Abbiamo quindi voluto sostenere, con la determinazione che contraddistingue le donne, una bambina italiana più precisamente di Longastrino (Ravenna-Ferrara), una bambina coraggiosa, divenuta donna, che non ha mai dimenticato e che cerca ancora oggi di far conoscere la verità, la verità su quello che accadde nel dopoguerra ai suoi nonni, come ad altre migliaia di persone.

Come Azzurro Donna la sosterremo nella sua battaglia per la verità. Questa donna, che con coraggio, ha intentato una causa contro ignoti per la morte dei suoi nonni, di cui si sta occupando un magistrato donna. Questo per ridare dignità a quelle donne stuprate e uccise, a quelle donne coraggiose che non potevano piangere, che non potevano raccontare e che non potevano cercare i loro morti.

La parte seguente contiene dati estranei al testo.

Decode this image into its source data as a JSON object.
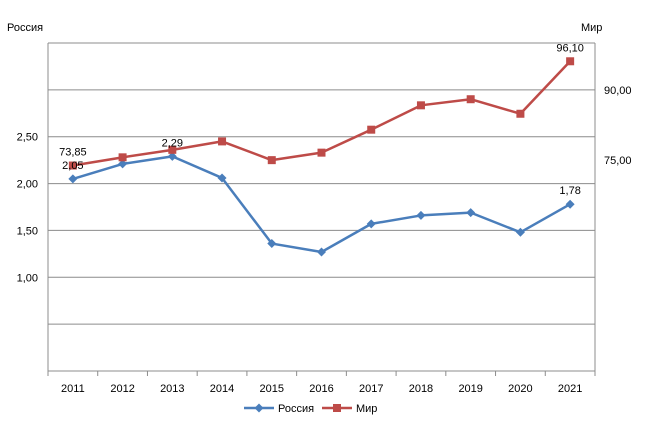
{
  "chart_data": {
    "type": "line",
    "title": "",
    "left_axis_title": "Россия",
    "right_axis_title": "Мир",
    "x": [
      "2011",
      "2012",
      "2013",
      "2014",
      "2015",
      "2016",
      "2017",
      "2018",
      "2019",
      "2020",
      "2021"
    ],
    "left_ylim": [
      0,
      3.5
    ],
    "left_tick_labels": [
      "1,00",
      "1,50",
      "2,00",
      "2,50"
    ],
    "left_tick_values": [
      1.0,
      1.5,
      2.0,
      2.5
    ],
    "right_ylim": [
      30,
      100
    ],
    "right_tick_labels": [
      "75,00",
      "90,00"
    ],
    "right_tick_values": [
      75,
      90
    ],
    "grid": "horizontal",
    "legend_position": "bottom",
    "series": [
      {
        "name": "Россия",
        "axis": "left",
        "color": "#4a7ebb",
        "marker": "diamond",
        "values": [
          2.05,
          2.21,
          2.29,
          2.06,
          1.36,
          1.27,
          1.57,
          1.66,
          1.69,
          1.48,
          1.78
        ],
        "data_labels": [
          {
            "index": 0,
            "text": "2,05"
          },
          {
            "index": 2,
            "text": "2,29"
          },
          {
            "index": 10,
            "text": "1,78"
          }
        ]
      },
      {
        "name": "Мир",
        "axis": "right",
        "color": "#be4b48",
        "marker": "square",
        "values": [
          73.85,
          75.6,
          77.2,
          79.0,
          75.0,
          76.6,
          81.5,
          86.7,
          88.0,
          84.9,
          96.1
        ],
        "data_labels": [
          {
            "index": 0,
            "text": "73,85"
          },
          {
            "index": 10,
            "text": "96,10"
          }
        ]
      }
    ]
  }
}
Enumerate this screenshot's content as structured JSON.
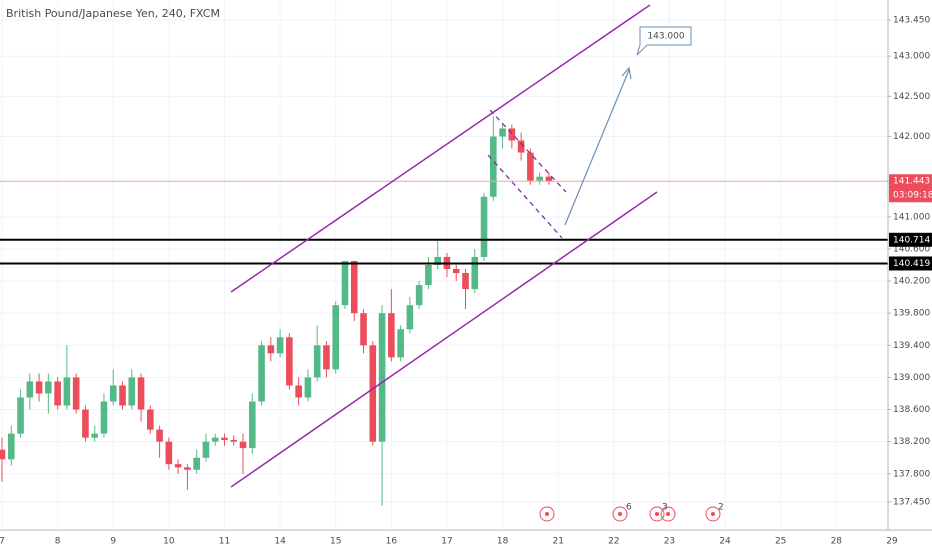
{
  "chart_data": {
    "type": "candlestick",
    "title": "British Pound/Japanese Yen, 240, FXCM",
    "categories": [
      "7",
      null,
      null,
      null,
      null,
      null,
      "8",
      null,
      null,
      null,
      null,
      null,
      "9",
      null,
      null,
      null,
      null,
      null,
      "10",
      null,
      null,
      null,
      null,
      null,
      "11",
      null,
      null,
      null,
      null,
      null,
      "14",
      null,
      null,
      null,
      null,
      null,
      "15",
      null,
      null,
      null,
      null,
      null,
      "16",
      null,
      null,
      null,
      null,
      null,
      "17",
      null,
      null,
      null,
      null,
      null,
      "18",
      null,
      null,
      null,
      null,
      null,
      "21",
      null,
      null,
      null,
      null,
      null,
      "22",
      null,
      null,
      null,
      null,
      null,
      "23",
      null,
      null,
      null,
      null,
      null,
      "24",
      null,
      null,
      null,
      null,
      null,
      "25",
      null,
      null,
      null,
      null,
      null,
      "28",
      null,
      null,
      null,
      null,
      null,
      "29"
    ],
    "open": [
      138.1,
      137.98,
      138.3,
      138.75,
      138.95,
      138.8,
      138.95,
      138.65,
      139.0,
      138.6,
      138.25,
      138.3,
      138.7,
      138.9,
      138.65,
      139.0,
      138.6,
      138.35,
      138.2,
      137.92,
      137.88,
      137.85,
      138.0,
      138.2,
      138.25,
      138.22,
      138.2,
      138.12,
      138.7,
      139.4,
      139.3,
      139.5,
      138.9,
      138.75,
      139.0,
      139.4,
      139.1,
      139.9,
      140.45,
      139.8,
      139.4,
      138.2,
      139.8,
      139.25,
      139.6,
      139.9,
      140.15,
      140.4,
      140.5,
      140.35,
      140.3,
      140.1,
      140.5,
      141.25,
      142.0,
      142.1,
      141.95,
      141.8,
      141.45,
      141.5,
      null,
      null,
      null,
      null,
      null,
      null,
      null,
      null,
      null,
      null,
      null,
      null,
      null,
      null,
      null,
      null,
      null,
      null,
      null,
      null,
      null,
      null,
      null,
      null,
      null,
      null,
      null,
      null,
      null,
      null,
      null,
      null,
      null,
      null,
      null,
      null,
      null
    ],
    "high": [
      138.25,
      138.4,
      138.85,
      139.05,
      139.05,
      139.05,
      139.0,
      139.4,
      139.05,
      138.65,
      138.4,
      138.8,
      139.1,
      138.95,
      139.1,
      139.05,
      138.65,
      138.4,
      138.25,
      137.98,
      137.92,
      138.1,
      138.3,
      138.3,
      138.3,
      138.28,
      138.3,
      138.8,
      139.45,
      139.5,
      139.6,
      139.55,
      139.0,
      139.1,
      139.65,
      139.45,
      139.95,
      140.45,
      140.45,
      139.85,
      139.45,
      139.9,
      140.1,
      139.65,
      140.0,
      140.2,
      140.5,
      140.7,
      140.55,
      140.4,
      140.35,
      140.6,
      141.3,
      142.25,
      142.15,
      142.15,
      142.05,
      141.85,
      141.55,
      141.55,
      null,
      null,
      null,
      null,
      null,
      null,
      null,
      null,
      null,
      null,
      null,
      null,
      null,
      null,
      null,
      null,
      null,
      null,
      null,
      null,
      null,
      null,
      null,
      null,
      null,
      null,
      null,
      null,
      null,
      null,
      null,
      null,
      null,
      null,
      null,
      null,
      null
    ],
    "low": [
      137.7,
      137.9,
      138.25,
      138.6,
      138.7,
      138.55,
      138.6,
      138.6,
      138.55,
      138.2,
      138.2,
      138.25,
      138.65,
      138.6,
      138.6,
      138.45,
      138.3,
      138.0,
      137.85,
      137.8,
      137.6,
      137.8,
      137.95,
      138.15,
      138.15,
      138.15,
      137.8,
      138.05,
      138.65,
      139.2,
      139.25,
      138.85,
      138.65,
      138.7,
      138.95,
      139.0,
      139.05,
      139.85,
      139.7,
      139.3,
      138.15,
      137.4,
      139.2,
      139.2,
      139.55,
      139.85,
      140.1,
      140.35,
      140.25,
      140.2,
      139.85,
      140.05,
      140.45,
      141.2,
      141.85,
      141.85,
      141.7,
      141.4,
      141.4,
      141.4,
      null,
      null,
      null,
      null,
      null,
      null,
      null,
      null,
      null,
      null,
      null,
      null,
      null,
      null,
      null,
      null,
      null,
      null,
      null,
      null,
      null,
      null,
      null,
      null,
      null,
      null,
      null,
      null,
      null,
      null,
      null,
      null,
      null,
      null,
      null,
      null,
      null
    ],
    "close": [
      137.98,
      138.3,
      138.75,
      138.95,
      138.8,
      138.95,
      138.65,
      139.0,
      138.6,
      138.25,
      138.3,
      138.7,
      138.9,
      138.65,
      139.0,
      138.6,
      138.35,
      138.2,
      137.92,
      137.88,
      137.85,
      138.0,
      138.2,
      138.25,
      138.22,
      138.2,
      138.12,
      138.7,
      139.4,
      139.3,
      139.5,
      138.9,
      138.75,
      139.0,
      139.4,
      139.1,
      139.9,
      140.45,
      139.8,
      139.4,
      138.2,
      139.8,
      139.25,
      139.6,
      139.9,
      140.15,
      140.4,
      140.5,
      140.35,
      140.3,
      140.1,
      140.5,
      141.25,
      142.0,
      142.1,
      141.95,
      141.8,
      141.45,
      141.5,
      141.44,
      null,
      null,
      null,
      null,
      null,
      null,
      null,
      null,
      null,
      null,
      null,
      null,
      null,
      null,
      null,
      null,
      null,
      null,
      null,
      null,
      null,
      null,
      null,
      null,
      null,
      null,
      null,
      null,
      null,
      null,
      null,
      null,
      null,
      null,
      null,
      null,
      null
    ],
    "up_color": "#53b987",
    "down_color": "#eb4d5c",
    "ylim": [
      137.1,
      143.7
    ],
    "yticks": [
      {
        "value": 137.45,
        "label": "137.450"
      },
      {
        "value": 137.8,
        "label": "137.800"
      },
      {
        "value": 138.2,
        "label": "138.200"
      },
      {
        "value": 138.6,
        "label": "138.600"
      },
      {
        "value": 139,
        "label": "139.000"
      },
      {
        "value": 139.4,
        "label": "139.400"
      },
      {
        "value": 139.8,
        "label": "139.800"
      },
      {
        "value": 140.2,
        "label": "140.200"
      },
      {
        "value": 140.6,
        "label": "140.600"
      },
      {
        "value": 141,
        "label": "141.000"
      },
      {
        "value": 142,
        "label": "142.000"
      },
      {
        "value": 142.5,
        "label": "142.500"
      },
      {
        "value": 143,
        "label": "143.000"
      },
      {
        "value": 143.45,
        "label": "143.450"
      }
    ],
    "grid": true,
    "levels": [
      140.714,
      140.419
    ],
    "last_price": 141.443,
    "countdown": "03:09:18",
    "target_label": "143.000",
    "event_counts": [
      "6",
      "3",
      "2"
    ]
  }
}
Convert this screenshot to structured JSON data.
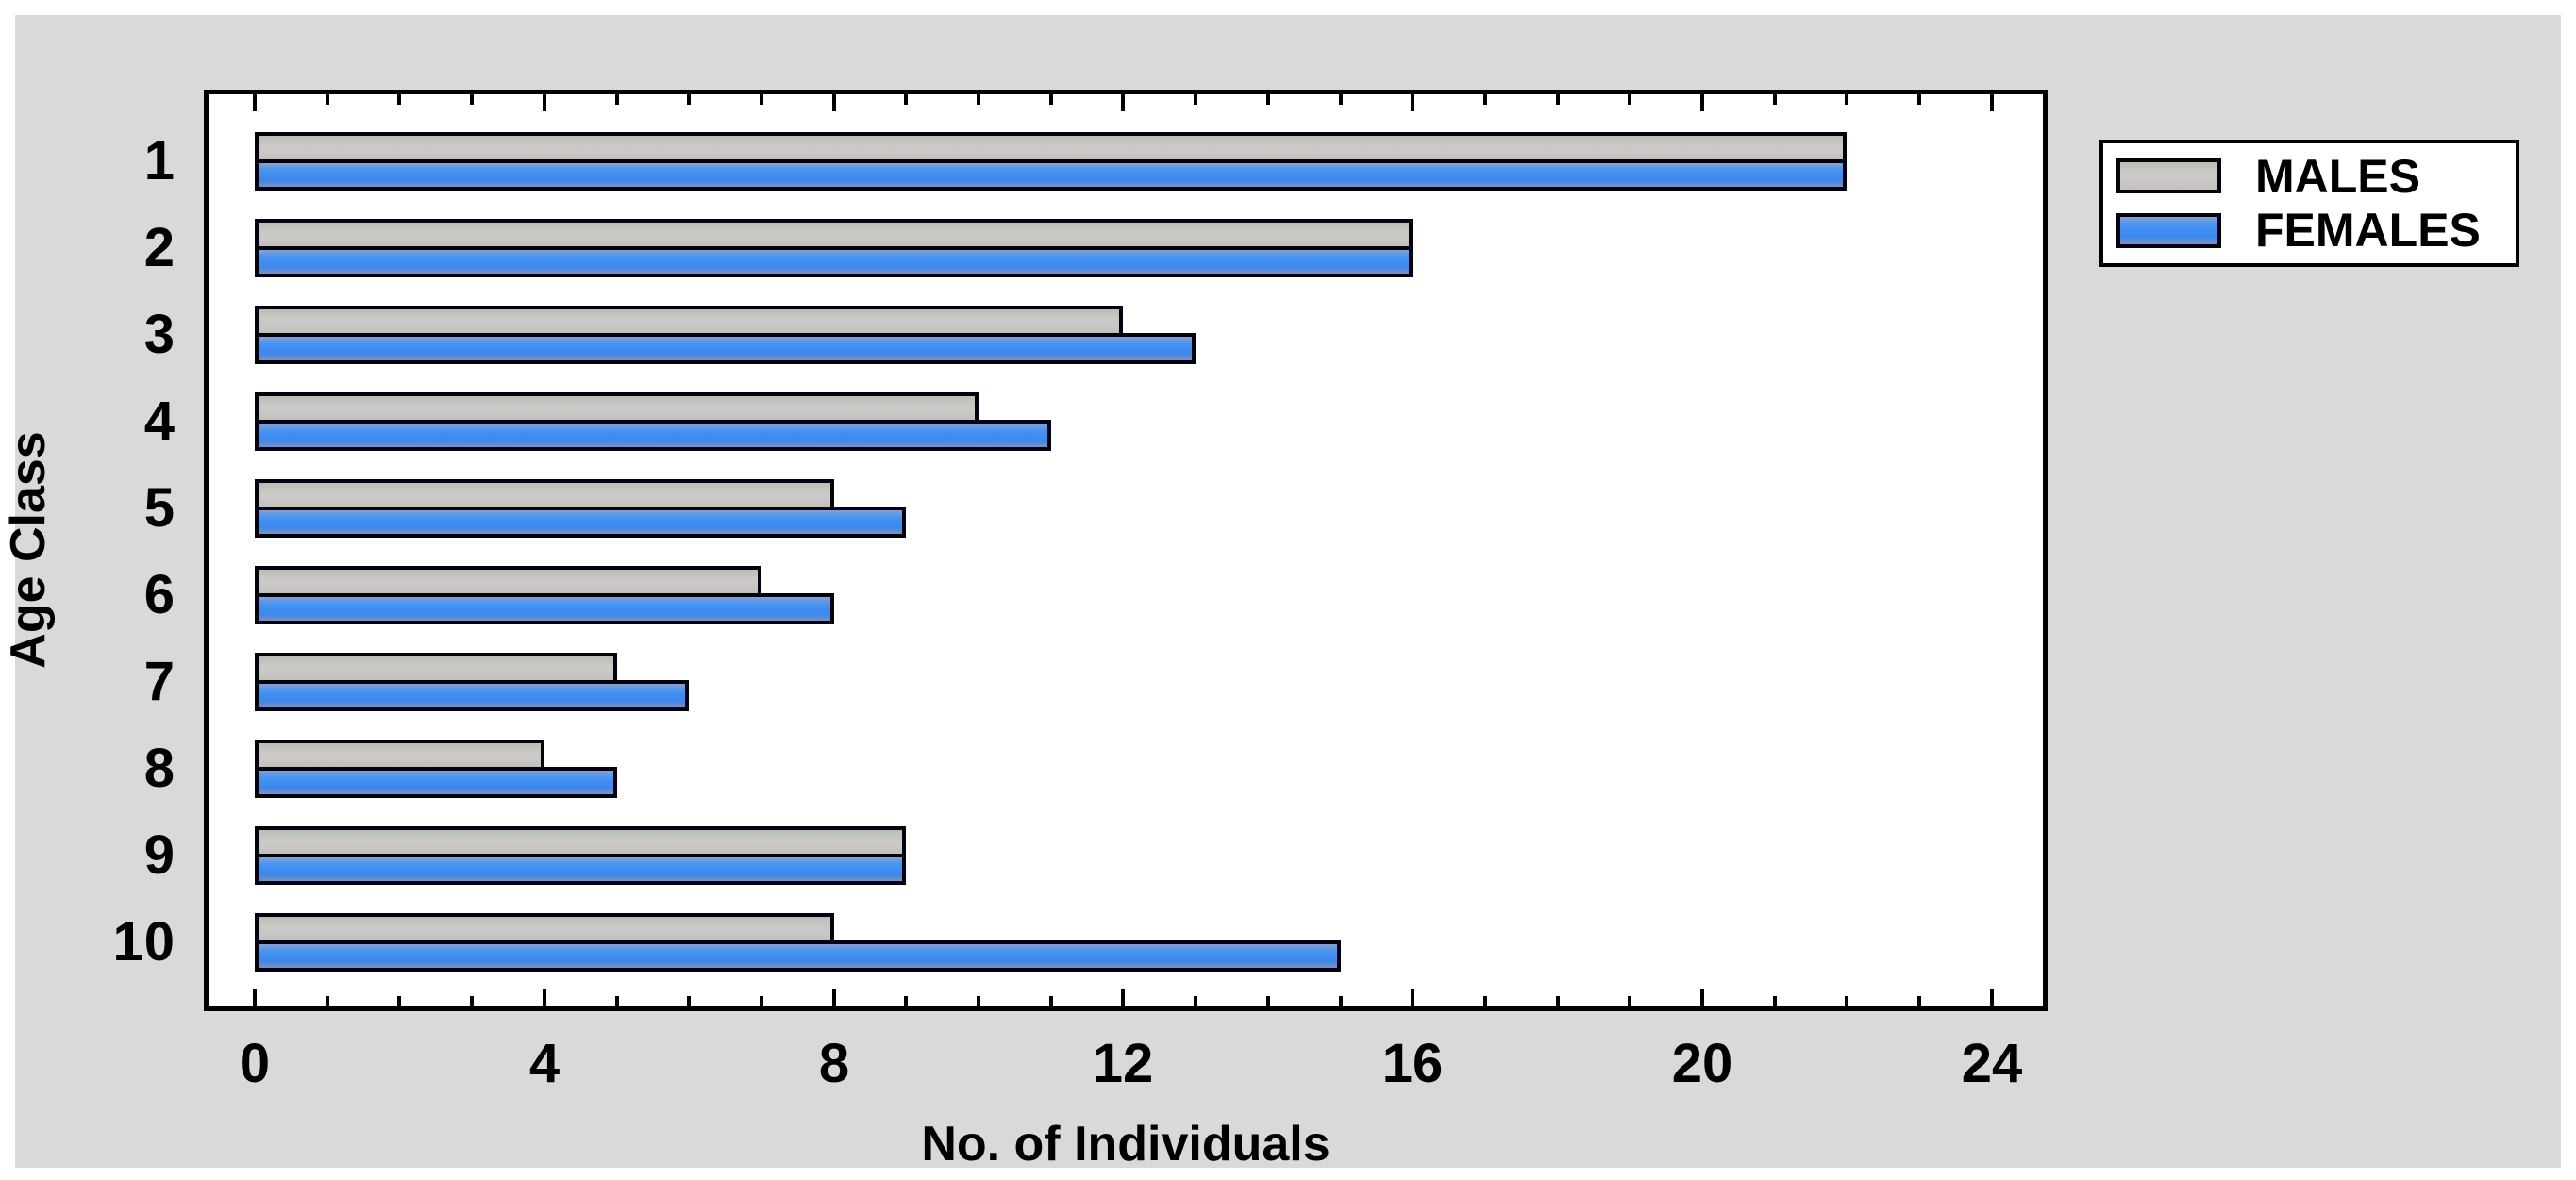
{
  "chart_data": {
    "type": "bar",
    "orientation": "horizontal",
    "title": "",
    "xlabel": "No. of Individuals",
    "ylabel": "Age Class",
    "categories": [
      "1",
      "2",
      "3",
      "4",
      "5",
      "6",
      "7",
      "8",
      "9",
      "10"
    ],
    "series": [
      {
        "name": "MALES",
        "color": "#c3c4bd",
        "values": [
          22,
          16,
          12,
          10,
          8,
          7,
          5,
          4,
          9,
          8
        ]
      },
      {
        "name": "FEMALES",
        "color": "#3e8cf0",
        "values": [
          22,
          16,
          13,
          11,
          9,
          8,
          6,
          5,
          9,
          15
        ]
      }
    ],
    "xlim": [
      0,
      24
    ],
    "xticks": [
      0,
      4,
      8,
      12,
      16,
      20,
      24
    ],
    "minor_tick_step": 1,
    "grid": false,
    "legend_position": "outside-top-right"
  },
  "colors": {
    "panel_background": "#d9d9d9",
    "plot_background": "#ffffff",
    "frame_border": "#000000",
    "males_bar": "#c3c4bd",
    "females_bar": "#3e8cf0",
    "text": "#000000"
  }
}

Mai il titolo di un convegno "La STORIA MAI SCRITTA" era stato più appropriato, sembra quasi un luogo comune oggi dire che bisogna riempire le pagine di un libro ancora mai letto, ma non possiamo permetterci di non sapere la verità e di non parlare del disonore e delle infamie subite da milioni di persone.


E' un dovere morale ridare giustizia sociale e memoria storica a centinaia di pacifici cittadini che semplicemente perché borghesi, preti o contadini sono stati umiliati, torturati e uccisi. Trucidati solo per i loro valori e convincimenti, per le loro idee, per il loro dissenso verso i comunisti.
Ecco una delle risposte al perché di una Fondazione voluta e supportata dalle Istituzioni prosegua e vada avanti nella ricerca, per permettere a chi è giovane e non sa e a chi è meno giovane ed ha saputo solo in parte di fare i conti con la memoria affinché tutto questo non accada mai più.